An Overview of Colour Management for Still Images
There is a lot of confusion around the subject of digital colour and the process of ensuring colour consistency for still images. This document provides an introduction to the different methods used to manage digital colour.
Colour Management is one of the most challenging issues facing a digitisation project today and has become something of a 'Holy Grail', stretching the skills, equipment and tempers of many project staff.
Let us first consider what we mean by 'Colour Management' and why it is so important to us. In simple terms it is 'making sure that the colours within an image are as accurate as possible and that our image looks the same where ever it is used'.
It is true, that this might not be important in every case; an image of text is still readable if the page is not quite the right tone, but on the other hand an artistic work or indeed a medical image used for teaching may well be either less effective or misleading if the colour is inaccurate. As digital imaging technology improves, there is a corresponding rise in the demand for higher quality and the expectation of accurate colour in all cases.
Of course colour accuracy has always been a challenge with the reproduction of images, long before we 'went digital' but we are now faced with a further problem. It is impossible to 'see' a digital image, which is only an electronic file made up of '0's and '1's. We can only evaluate the colour of a digital image once it has been output into the 'real world' by a monitor, printer or projector. The colour that we see will be dependent as much upon the 'device' that portrays it as the original image itself.
Device dependent colour
Each and every device in the image workflow will have a different range of colours that it is able to capture or portray, which is called the colour 'gamut' of that device. However the colour gamut of one type of device such as a printer, which uses Cyan, Magenta, Yellow and Black (CMYK) inks is likely to be fundamentally different to the gamut of another such as a monitor which uses Red, Green and Blue (RGB) light.
Although there are many colours that can be represented by both types of device, there are also many others that fall inside the 'gamut' of one but are outside the other.
The colour of a digital image (in 24-bit RGB colour) is described by a value from 0 - 255 for each of its component colours (giving a total of 16.7 million possible colours), however the actual colour of each one of these values is not 'set' but is dependent upon the capability or gamut of the output device. A full '255' value will be brighter and more intense when output on a device with a large gamut than it would be on a device with a small gamut.
Traditionally, colour was managed by standardising the capture and output devices and running test images through the workflow, which could then be compared with the original. Adjustments were made and the test redone. By this iterative process the colour could be reliably controlled within a process called 'closed loop' colour management.
Device independent colour
Although 'closed loop' colour management is very reliable within a known workflow, such as for traditional commercial print, it is hardly appropriate for a modern open workflow, such as the digitisation project, where we may well be using images from a range of capture devices and have no idea how the image will eventually be used. It was therefore necessary to develop an 'open loop' colour management system that fitted the new digital way of working and could manage colour wherever it was being seen and on whatever device.
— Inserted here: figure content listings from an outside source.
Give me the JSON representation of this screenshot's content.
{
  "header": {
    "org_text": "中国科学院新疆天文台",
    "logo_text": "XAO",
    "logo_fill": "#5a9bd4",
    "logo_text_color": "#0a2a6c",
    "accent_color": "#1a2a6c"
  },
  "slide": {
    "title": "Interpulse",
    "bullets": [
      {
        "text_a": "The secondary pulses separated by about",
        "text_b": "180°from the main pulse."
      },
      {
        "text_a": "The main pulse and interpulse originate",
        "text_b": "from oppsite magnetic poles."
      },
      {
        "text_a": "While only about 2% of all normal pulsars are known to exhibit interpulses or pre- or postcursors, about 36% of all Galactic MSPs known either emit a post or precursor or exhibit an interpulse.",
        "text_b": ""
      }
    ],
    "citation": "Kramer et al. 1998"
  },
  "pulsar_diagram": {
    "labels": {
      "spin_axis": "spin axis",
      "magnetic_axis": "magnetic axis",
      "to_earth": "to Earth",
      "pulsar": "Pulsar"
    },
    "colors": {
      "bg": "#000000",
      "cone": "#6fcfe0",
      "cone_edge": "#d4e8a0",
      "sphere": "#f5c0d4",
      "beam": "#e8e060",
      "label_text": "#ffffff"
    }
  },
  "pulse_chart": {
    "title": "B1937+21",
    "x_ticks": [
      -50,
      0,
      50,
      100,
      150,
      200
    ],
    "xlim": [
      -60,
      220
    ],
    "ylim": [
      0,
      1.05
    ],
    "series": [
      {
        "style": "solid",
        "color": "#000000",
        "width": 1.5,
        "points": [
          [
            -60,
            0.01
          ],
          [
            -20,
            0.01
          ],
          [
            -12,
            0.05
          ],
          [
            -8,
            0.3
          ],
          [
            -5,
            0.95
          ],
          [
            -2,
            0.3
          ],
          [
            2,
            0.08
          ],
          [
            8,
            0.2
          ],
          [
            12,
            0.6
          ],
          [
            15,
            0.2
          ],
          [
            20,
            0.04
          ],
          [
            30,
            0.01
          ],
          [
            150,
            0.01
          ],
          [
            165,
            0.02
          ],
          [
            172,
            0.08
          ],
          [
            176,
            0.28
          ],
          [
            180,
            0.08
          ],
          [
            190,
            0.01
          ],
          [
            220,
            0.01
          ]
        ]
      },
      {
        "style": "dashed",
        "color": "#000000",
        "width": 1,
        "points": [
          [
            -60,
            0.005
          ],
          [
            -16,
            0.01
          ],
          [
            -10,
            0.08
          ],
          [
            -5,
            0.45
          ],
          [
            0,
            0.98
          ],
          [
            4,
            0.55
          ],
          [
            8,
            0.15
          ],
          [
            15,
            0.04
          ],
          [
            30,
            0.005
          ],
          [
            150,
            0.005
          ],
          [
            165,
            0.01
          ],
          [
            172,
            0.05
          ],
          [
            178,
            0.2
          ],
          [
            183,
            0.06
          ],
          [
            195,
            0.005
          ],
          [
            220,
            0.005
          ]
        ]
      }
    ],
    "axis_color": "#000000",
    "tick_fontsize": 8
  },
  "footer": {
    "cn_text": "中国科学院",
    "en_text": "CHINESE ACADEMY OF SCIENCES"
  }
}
To provide this, the International Colour Consortium (ICC) developed a colour management system based around the original work of the Commission Internationale de l'Eclairage (CIE) who modelled the approximate gamut of the human eye in the 1930s. The ICC colour management system uses a standardised and known 'colour space' based on human colour vision and then compares all devices within the workflow to a known standard. Each device has its exact 'gamut' measured and then compared against the established standard (colour space). This table of adjustments, which is called a 'device profile' is then used to adjust all images that are captured, printed or viewed by this device. In this way, as long as any device has been measured first (by a process called characterisation) and a profile made, it can be reliably used within the ICC 'open loop' colour management system.
Does it work?
The ICC colour management system has now been widely, though not universally adopted. Following its development by Agfa, Apple, Adobe and Kodak and the incorporation of ICC into Adobe's products the rest of the industry has fallen in line and is supporting this standardised methodology so the future looks secure. As it becomes more accepted, it is hoped that it will become more automatically integrated within the hardware and software and will rely less on the users input and actions to guarantee its effectiveness. At present the system is still reliant upon the end-user being both able and willing to take the necessary steps to establish effective colour management on their own machine. However carefully an image has been digitised and optimised, it may still look completely incorrect on a monitor that has not been calibrated.